Sunday, March 31, 2013

new twibbler account

my old twibbler account got deleted by interpol because i was wikileakin shit 160 caharacters at a time

actually, i accidentally deactivated it and i dunno what happened to it, so im starting from scratch on the twitters, follow me, the new black pope: https://twitter.com/popejulien

-julien

ps- in retrospect this is the worst shittiest website of all time, but i think its kinda cute that i had hopes and dreams at one point in my life. i guess its kinda heartbreaking in a sense, because i wanted it to turn out great but instead it turned into this...i guess its a pretty accurate reflection of myself and my life in general. i wanted to turn out great but instead turned into.......just a guy i suppose, a regular old humanoid

maybe i'll come back  tothis site one day and resurrect it into something cool........... i think thats kinda how i feel about life osmetimes....i start daydreaming that i can go back and unfuck the things i fucked up, and make the right decisions where i made wrong ones in the past...regrets man, what a bummer they are, but  they're real. it;s funny because even with this website, i was trying my hardest at the time...it's not like i could go back and try harder than i did, because it really was the best i could do... same with old relationships, and jobs, and friendships and everythign really...i was always trying my best, but i guess part of my life is discovering theres a bunch of stuff you might not be that good at... thats some harrowing stuff when you sit back and think about it. there's an invisible high-bar, and you have no clue whether you're reaching it or not, or whether you're grossly underachieving as a human being.

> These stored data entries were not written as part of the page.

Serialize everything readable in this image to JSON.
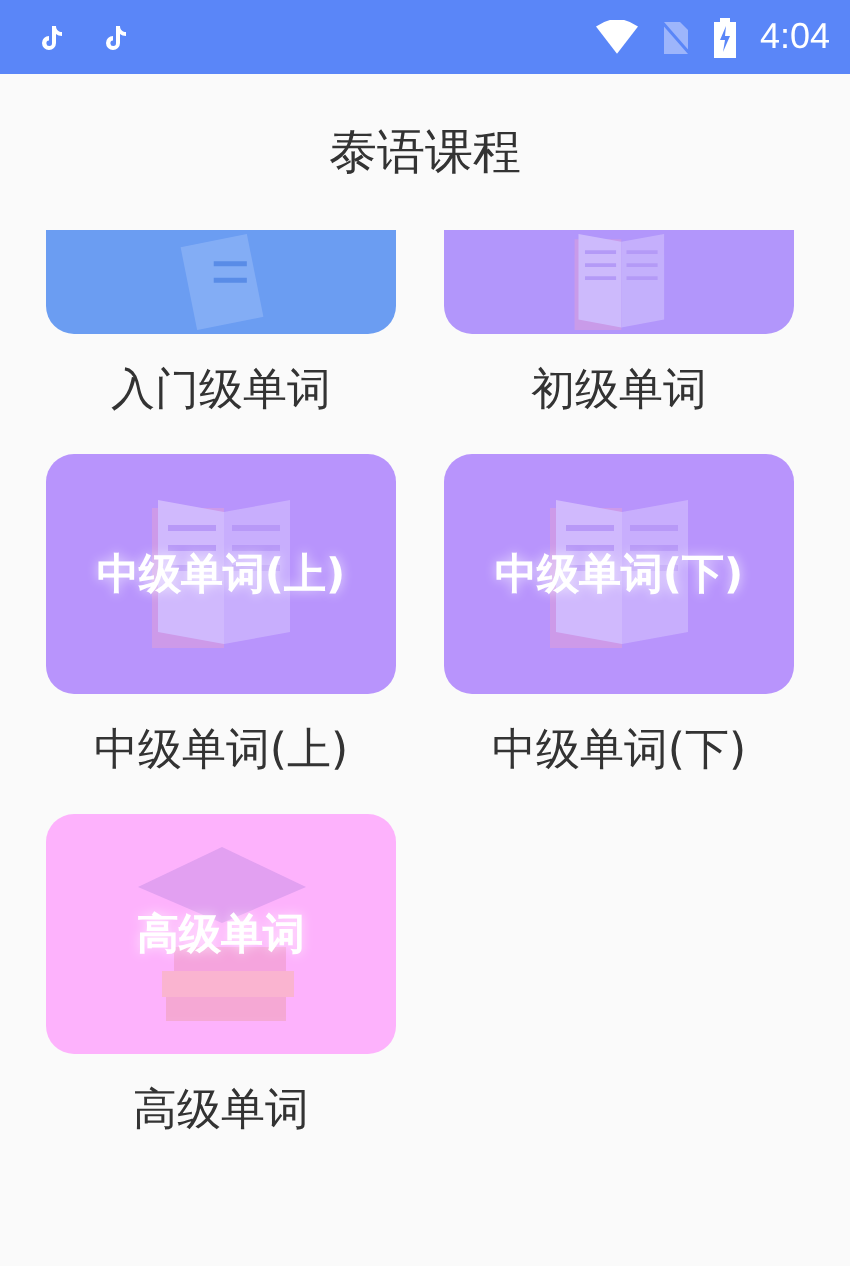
{
  "status_bar": {
    "time": "4:04"
  },
  "header": {
    "title": "泰语课程"
  },
  "courses": [
    {
      "label": "入门级单词",
      "color": "#6b9df2",
      "kind": "paper"
    },
    {
      "label": "初级单词",
      "color": "#b296fb",
      "kind": "book"
    },
    {
      "label": "中级单词(上)",
      "color": "#b894fc",
      "kind": "book",
      "banner": "中级单词(上)"
    },
    {
      "label": "中级单词(下)",
      "color": "#b894fc",
      "kind": "book",
      "banner": "中级单词(下)"
    },
    {
      "label": "高级单词",
      "color": "#fdb2fc",
      "kind": "cap",
      "banner": "高级单词"
    }
  ]
}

this site is sorta funny for that reason...i think there's some good posts in the backlog, and there's some funny stuff in there, but ultimately, it's a huge failure. failure is something ive sorta been obsessed with for awhile. last summer i went to los angeles and interviewed mr lets paint tv on the premise of making a documentary some day....mr lets paint (john kilduff) is this cool outsider painter, but relatively speaking, he hasnt reached the sort of audience he wishes he had, despite all his efforts. sitting in his backyard and conversing with him for over the afternoon i felt like i was looking into a mirror from the future or something. hes such a talented, creative guy, and yet, he feels the same sort of disappointment in life as i have, even though he's got 20 years on me. those twenty extra years of living and trying and struggling havent lead to any real personal fulfillment... thats some scary shit.

his whole motto behind what he does is to 'embrace failure', which is awfully hard to do. i fail at stuff and i hate myself to death for it. ive had a couple of long term relationships which went awry... i was only half of the equation, but somewhere along the way, for whatever reason, the relationships became failures. and then there have been other things, like professional opportunities ive let go by the wayside, failures which are entirely my responsibility.

so maybe thats my sad little destiny... forever stuck in the cycle of being good, but not quite good enough... pretty fascinating, if ya ask me

just some food for thought on life and such.... cheers!